Show and Tell started at a a school in Gander, Newfoundland, when I asked the kids to help me make up a story.
Well the story they made up was about finding a baby in the school and calling the principal, who yelled at the baby, a policeman who arrested the baby, a doctor who stuck the baby full of needles, a fireman who squirted water at the baby, and a nurse who threw the baby out the window and finally a mother who came and took the baby home.
I was interested in this story. I knew I couldn’t make it into a book the way it was, but the kids really seemed to enjoy having the baby get into trouble. So I kept telling it and telling it and telling it and it started to change a lot.
Finally, it got mixed up with another story I had about a little girl who went to a doctor and the doctor kept trying to stick her with bigger and bigger needles.
I had made this one up for my daughter Julie when she first went to get her allergy shots.
She said that she was going to be very brave and that it would be no problem; but when the doctor actually pulled out the needle, Julie screamed and ran out the back door of the doctor’s office and I had to chase her around the doctor’s backyard and tackle her like we were playing football.
Well I carried her back in and I had two nurses hold her still while the doctor gave her an allergy shot.
When she was done with that I thought she could use a needle story so I made up this story about a bigger and bigger needle. Well that story got mixed up with the story about finding a baby at school.

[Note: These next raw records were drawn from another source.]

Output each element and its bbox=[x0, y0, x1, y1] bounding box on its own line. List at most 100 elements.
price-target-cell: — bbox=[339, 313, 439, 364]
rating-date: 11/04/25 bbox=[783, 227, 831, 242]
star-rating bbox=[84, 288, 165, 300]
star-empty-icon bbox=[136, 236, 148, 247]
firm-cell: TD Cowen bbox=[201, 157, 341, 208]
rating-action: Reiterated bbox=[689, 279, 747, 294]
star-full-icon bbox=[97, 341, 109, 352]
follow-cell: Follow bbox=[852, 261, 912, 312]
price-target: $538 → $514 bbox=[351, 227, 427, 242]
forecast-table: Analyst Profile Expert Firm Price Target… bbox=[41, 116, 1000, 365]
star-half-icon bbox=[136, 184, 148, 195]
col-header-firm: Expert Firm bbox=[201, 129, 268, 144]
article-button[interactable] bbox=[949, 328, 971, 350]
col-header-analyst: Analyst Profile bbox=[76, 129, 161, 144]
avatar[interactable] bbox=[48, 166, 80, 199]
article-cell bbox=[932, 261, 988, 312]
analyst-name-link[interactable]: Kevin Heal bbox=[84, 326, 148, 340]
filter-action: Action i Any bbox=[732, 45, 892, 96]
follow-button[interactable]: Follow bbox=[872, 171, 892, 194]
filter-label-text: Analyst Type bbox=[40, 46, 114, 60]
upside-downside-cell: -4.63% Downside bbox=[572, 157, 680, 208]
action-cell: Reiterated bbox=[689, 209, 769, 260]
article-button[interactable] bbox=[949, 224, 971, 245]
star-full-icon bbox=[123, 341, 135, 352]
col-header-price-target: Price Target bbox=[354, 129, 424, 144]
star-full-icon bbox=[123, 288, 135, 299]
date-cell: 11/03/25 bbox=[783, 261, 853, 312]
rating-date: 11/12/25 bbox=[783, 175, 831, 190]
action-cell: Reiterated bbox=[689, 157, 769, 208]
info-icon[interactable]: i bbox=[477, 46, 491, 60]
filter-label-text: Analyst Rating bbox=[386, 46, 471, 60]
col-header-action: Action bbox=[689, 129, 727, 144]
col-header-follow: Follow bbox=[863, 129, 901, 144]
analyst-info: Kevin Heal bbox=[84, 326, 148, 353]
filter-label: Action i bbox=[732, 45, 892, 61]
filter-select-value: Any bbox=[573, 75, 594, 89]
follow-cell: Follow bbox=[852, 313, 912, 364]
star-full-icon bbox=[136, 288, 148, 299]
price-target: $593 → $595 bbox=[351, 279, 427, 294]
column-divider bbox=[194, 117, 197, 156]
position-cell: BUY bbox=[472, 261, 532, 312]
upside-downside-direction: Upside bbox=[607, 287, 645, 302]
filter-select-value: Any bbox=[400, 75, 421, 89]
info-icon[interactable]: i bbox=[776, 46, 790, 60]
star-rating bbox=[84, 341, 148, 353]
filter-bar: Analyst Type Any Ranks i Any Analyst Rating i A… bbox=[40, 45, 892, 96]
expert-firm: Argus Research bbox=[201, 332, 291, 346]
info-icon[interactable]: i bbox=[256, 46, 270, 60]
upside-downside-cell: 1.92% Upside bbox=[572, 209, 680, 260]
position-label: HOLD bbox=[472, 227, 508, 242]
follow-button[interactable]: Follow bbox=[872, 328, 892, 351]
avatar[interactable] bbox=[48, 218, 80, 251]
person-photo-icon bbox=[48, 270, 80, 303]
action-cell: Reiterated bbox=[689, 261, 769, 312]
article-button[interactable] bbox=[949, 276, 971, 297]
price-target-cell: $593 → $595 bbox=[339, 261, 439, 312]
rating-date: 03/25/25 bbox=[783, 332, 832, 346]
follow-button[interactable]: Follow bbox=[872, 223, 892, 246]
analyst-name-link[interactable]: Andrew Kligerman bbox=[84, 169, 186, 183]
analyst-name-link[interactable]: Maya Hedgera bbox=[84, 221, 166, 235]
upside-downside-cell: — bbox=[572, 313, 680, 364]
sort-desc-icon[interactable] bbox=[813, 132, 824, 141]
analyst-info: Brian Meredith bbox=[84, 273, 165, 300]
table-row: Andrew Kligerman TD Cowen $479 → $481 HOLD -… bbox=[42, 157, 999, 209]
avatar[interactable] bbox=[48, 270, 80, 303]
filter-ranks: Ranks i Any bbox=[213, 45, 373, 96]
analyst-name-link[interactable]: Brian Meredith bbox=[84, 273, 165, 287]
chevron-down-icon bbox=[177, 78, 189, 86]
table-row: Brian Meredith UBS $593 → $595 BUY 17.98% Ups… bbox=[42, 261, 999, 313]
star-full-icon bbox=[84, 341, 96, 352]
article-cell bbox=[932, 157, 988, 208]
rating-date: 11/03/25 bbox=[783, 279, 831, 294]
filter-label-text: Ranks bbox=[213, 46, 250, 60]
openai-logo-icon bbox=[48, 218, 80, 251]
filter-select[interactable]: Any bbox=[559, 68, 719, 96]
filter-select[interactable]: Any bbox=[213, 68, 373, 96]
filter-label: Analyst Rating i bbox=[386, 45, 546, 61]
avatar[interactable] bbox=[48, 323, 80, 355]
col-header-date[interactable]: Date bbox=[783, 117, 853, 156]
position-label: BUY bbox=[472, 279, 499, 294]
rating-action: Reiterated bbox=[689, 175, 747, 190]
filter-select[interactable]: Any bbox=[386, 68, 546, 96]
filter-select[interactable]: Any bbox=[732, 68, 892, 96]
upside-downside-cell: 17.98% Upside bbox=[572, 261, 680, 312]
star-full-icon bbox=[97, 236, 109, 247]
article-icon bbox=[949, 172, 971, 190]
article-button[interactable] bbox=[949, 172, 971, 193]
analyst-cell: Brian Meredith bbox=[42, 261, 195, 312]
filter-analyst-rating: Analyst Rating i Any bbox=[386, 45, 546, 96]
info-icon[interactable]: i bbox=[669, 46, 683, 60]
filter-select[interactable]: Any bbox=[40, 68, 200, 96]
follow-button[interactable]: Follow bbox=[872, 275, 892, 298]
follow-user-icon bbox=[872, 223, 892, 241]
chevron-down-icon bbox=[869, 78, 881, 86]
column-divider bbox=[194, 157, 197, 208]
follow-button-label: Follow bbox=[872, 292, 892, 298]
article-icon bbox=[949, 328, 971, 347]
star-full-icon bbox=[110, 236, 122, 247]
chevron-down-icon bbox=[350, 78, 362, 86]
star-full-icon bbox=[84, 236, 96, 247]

Anothr big change came after about 5 years of telling. I wanted to make up a story about a kid and I said “What’s new with you?” and he said “I have a new baby. A new baby brother.”
And all of a sudden it struck me that of course the baby in Show and Tell should be the young sibling of somebody in the class.
With that the story finally settled down and became the story pretty much like the story that’s in the book.
By that time it was quite unclear who should be in the story because so many people had been involved in making it. I decided to use two kids who live down the street from me named Sharon and Ben. They play with my kids all the time.
When it came time to actually do the book, Annick Press asked me to change around the ending a little bit.
It turned out that Michael Martchenko could do some neat things with the pictures that I couldn’t do while I was storytelling. When I told the story it ends with the principal going “WAAA, WAAA, WAAA” because he is going to get a needle. But if you read the book you will see that it goes on from there.
But all the last couple of pages of the book wouldn’t work without the pictures. So when I tell the story I don’t use that part at all.